A terminar o comentário ao mês de Julho, seguem umas palavras sobre o mais mal amado de todos os ministros. Falo é claro de Álvaro Santos Pereira, o homem que me fez concordar com uma crónica do Henrique Raposo que não aborda o Benfica.
De certa forma os crimes de Álvaro prendem-se com palavras irrevogavelmente ditas, daí que seja agora uma boa altura para os relembrar, mas não sem antes notar que todos os elogios que se lhe façam nesta altura soarão a epitáfio. Aliás, basta ver como aqueles que indirectamente o trucidaram enquanto ministro e lhe esvaziaram as competências para realizar com sucesso a sua tarefa, se apressaram a elogiar o trabalho desenvolvido. Como sou daqueles que sempre disse que podia até não concordar com as políticas, mas que gostava mais do homem do que de todo o restante executivo, não me sinto a fazer um elogio fúnebre à pessoa. Talvez à política portuguesa, mas essa, como alguns dos seus representantes, já morreu tantas vezes que fica sempre a dúvida se não terá um poucoxinho de zombie.

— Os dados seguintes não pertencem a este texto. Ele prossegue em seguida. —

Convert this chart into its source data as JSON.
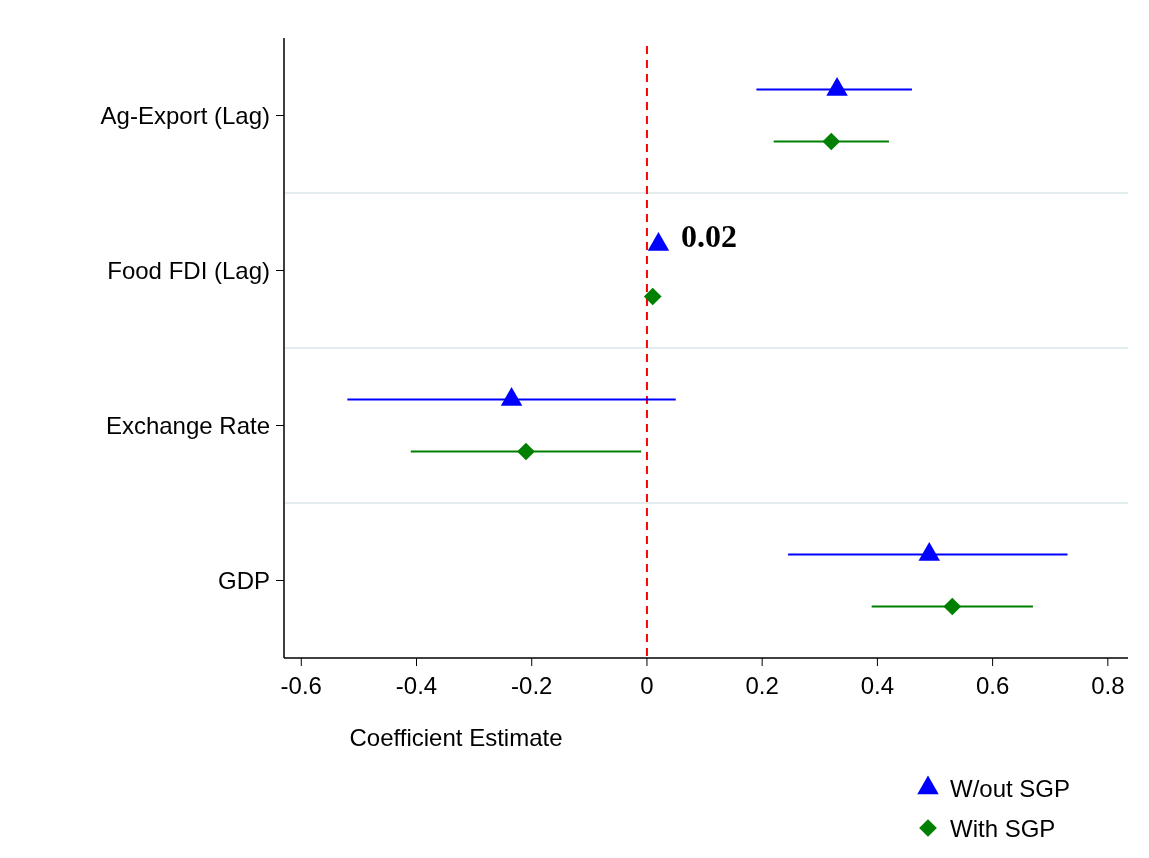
{
  "chart_data": {
    "type": "scatter",
    "orientation": "horizontal",
    "xlabel": "Coefficient Estimate",
    "categories": [
      "Ag-Export (Lag)",
      "Food FDI (Lag)",
      "Exchange Rate",
      "GDP"
    ],
    "series": [
      {
        "name": "W/out SGP",
        "color": "#0000ff",
        "marker": "triangle",
        "values": [
          0.33,
          0.02,
          -0.235,
          0.49
        ],
        "errors": [
          [
            0.19,
            0.46
          ],
          null,
          [
            -0.52,
            0.05
          ],
          [
            0.245,
            0.73
          ]
        ]
      },
      {
        "name": "With SGP",
        "color": "#008000",
        "marker": "diamond",
        "values": [
          0.32,
          0.01,
          -0.21,
          0.53
        ],
        "errors": [
          [
            0.22,
            0.42
          ],
          null,
          [
            -0.41,
            -0.01
          ],
          [
            0.39,
            0.67
          ]
        ]
      }
    ],
    "xlim": [
      -0.63,
      0.835
    ],
    "xticks": [
      -0.6,
      -0.4,
      -0.2,
      0,
      0.2,
      0.4,
      0.6,
      0.8
    ],
    "ref_lines": [
      {
        "axis": "x",
        "value": 0,
        "color": "#ff0000",
        "line_style": "dashed"
      }
    ],
    "annotations": [
      "0.02"
    ],
    "grid": "y",
    "legend": "bottom right"
  }
}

O primeiro crime de Álvaro terá sido, logo nos primeiros dias, o ter abdicado do título de ministro no tratamento com os seus colaboradores. Num país de engenheiros de domingo e equivalentes doutores, facilmente se percebe o porquê. A sensação clara que fica é que a partir do momento em que Álvaro, membro de um governo que tem como função vincar bem fundo na sociedade portuguesa a existência de duas classes sociais (os que tudo-têm e os que tudo-lhes-falta), arriscou um trato de informalidade, em que abdicou das vénias, abdicou de ser um iluminado para se colocar ao mesmo nível da sua equipa, então Álvaro tornou-se um perigoso revolucionário que teria de ser abatido.
Talvez por isso, qualquer coisa que Álvaro disesse teria de ser alvo de chacota. Veja-se o segundo pecado capital de Álvaro: querer que Portugal criasse uma imagem forte que pudesse vender. Aliás, a ideia de Álvaro é tão inovadora que só quem nunca saiu da sua gruta ou da sua toca não lhe reconhece o valor. Para os que estão nesta situação explico que por entre os três países em que já vivi, e os outros dois ou três que visito regularmente, nunca me faltou ninguém que desconhecesse as tapas ou as paellas espanholas, a moussaka dos gregos, as pastas e as pizzas italianas, os vinhos franceses, as salsichas e as cervejas alemãs, as versões americanas de quase tudo o anterior, enfim, cada país arranjou algo que exportou como a sua imagem, que serve como identidade na altura de criar uma associação entre um produto e o país e que lucra com as pessoas que voam para esses países para experimentarem o "original". Eu, que não percebo nada de marketing, percebi o que ele queria dizer e aplaudo. O coro de críticos que se levantou contra o "pastel do Álvaro" é o equivalente dos que, quando lhes apontam a Lua, comentam o dedo que aponta.
Para lá do que disse, Álvaro também cometeu o pecado de manifestar emoções, em particular boa disposição de espírito. Falo, como se devem recordar, do episódio do Borda de Água. Esse terá sido o momento em que o destino de Álvaro ficou selado. Rir-se de um colega ministro, enxovalhado, como que a validar o enxovalhamento, é crime capital neste governo de gente séria (ou não houvessem ligações várias a contratos lesivos para o Estado e à SLN, passe a redundância).
Álvaro Santos Pereira, mostrou, ao longo dos seus anos, vários crimes capitais de quem está desligado do mercado português. Quiz atacar as rendas estabelecidas, não alinhou no bajulamento indígena, tem uma ideia de como crescer para fora, e não ficar confortavelmente no seu sofá e revelou um traço de humanidade raro em governantes (só isso justifica que o video da risota tenha sido viral). Felizmente agora temos um ministro da Economia que não padece de nenhum dos males e fará vir a nós o Quinto Império. Graças a Deus!